Penutupan Jaringan 3G Melambat di Asia, Apa Penyebabnya? - Selular
Selular.ID – Operator di beberapa pasar maju di Asia baru-baru ini mematikan 3G atau menetapkan tanggal penghentiannya.
Pertanyaannya adalah mengapa, dengan berkurangnya jumlah pelanggan, hal ini membutuhkan waktu yang lama dan mengapa tidak banyak lagi yang melakukan tindakan?
Operator selular di Taiwan, Jepang, dan Australia baru-baru ini mengakhiri 3G, kecuali NTT Docomo di Jepang (tanggal ditetapkan pada 2026) dan Telstra (ditunda hingga 30 Juni 2024).
Penundaan dilakukan untuk memberikan pelanggan ponsel 3G lama, yang tidak mendukung panggilan darurat di 4G dan 5G jaringan, lebih banyak waktu untuk meng-upgrade ponsel mereka.
Di Korea Selatan, hanya sekitar 2 persen pengguna selular SK Telecom dan KT yang menggunakan paket 3G – secara kolektif hanya berjumlah lebih dari 1 juta. LG Uplus tidak mengoperasikan jaringan 3G karena telah dimatikan pada Juli 2021.

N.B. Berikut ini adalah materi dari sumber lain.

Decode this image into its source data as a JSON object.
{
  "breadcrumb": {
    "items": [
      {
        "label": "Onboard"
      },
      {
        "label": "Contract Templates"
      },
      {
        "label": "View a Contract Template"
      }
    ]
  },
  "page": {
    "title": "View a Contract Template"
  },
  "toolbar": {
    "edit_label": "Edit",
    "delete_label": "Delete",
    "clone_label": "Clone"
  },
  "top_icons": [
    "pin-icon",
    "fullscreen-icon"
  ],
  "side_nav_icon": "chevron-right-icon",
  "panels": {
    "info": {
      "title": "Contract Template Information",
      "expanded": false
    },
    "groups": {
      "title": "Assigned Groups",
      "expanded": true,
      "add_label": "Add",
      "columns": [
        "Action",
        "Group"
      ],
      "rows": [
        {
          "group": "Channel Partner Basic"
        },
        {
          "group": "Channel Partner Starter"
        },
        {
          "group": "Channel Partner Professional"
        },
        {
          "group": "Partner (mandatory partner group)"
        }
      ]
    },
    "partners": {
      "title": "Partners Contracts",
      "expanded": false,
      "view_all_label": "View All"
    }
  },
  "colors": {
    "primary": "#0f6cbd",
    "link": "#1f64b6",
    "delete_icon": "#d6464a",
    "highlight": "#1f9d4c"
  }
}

Seperti dilaporkan Mobile World Live (MWL), perwakilan KT mengatakan bahwa mereka saat ini tidak mempertimbangkan untuk menghentikan jaringan 3G, karena lisensi spektrumnya akan habis masa berlakunya pada 2026.
Beralih ke Hong Kong, pelanggan 3G pada 2023 turun 25,6 persen dibandingkan tahun lalu menjadi sekitar 650.000, yang berarti hanya 2,7 persen dari total pelanggan selular.
Baca Juga: Gempa Bumi Membuat Rencana Penutupan 3G di Jepang Menjadi Tertunda
Pada awal 2020, hanya beberapa bulan sebelum operator Hong Kong meluncurkan 5G, jumlah pelanggan 3G mencapai 4,6 juta.
Spektrum 3G operator Hong Kong pada pita 2.1GHz akan berakhir pada 2031 dan mereka tampaknya tidak terburu-buru untuk menonaktifkan jaringan tersebut. Proses perpanjangan lisensi spektrum kemungkinan besar belum akan dimulai sejak 2028.
Jika sebuah operator memilih untuk beralih ke 5G, karena penghentian total infrastruktur 3G dapat memakan waktu beberapa tahun, maka peluncuran tersebut dapat diundur hingga 2031, dan perpanjangan yang tertunda tersebut akan berdampak pada investasi 5G.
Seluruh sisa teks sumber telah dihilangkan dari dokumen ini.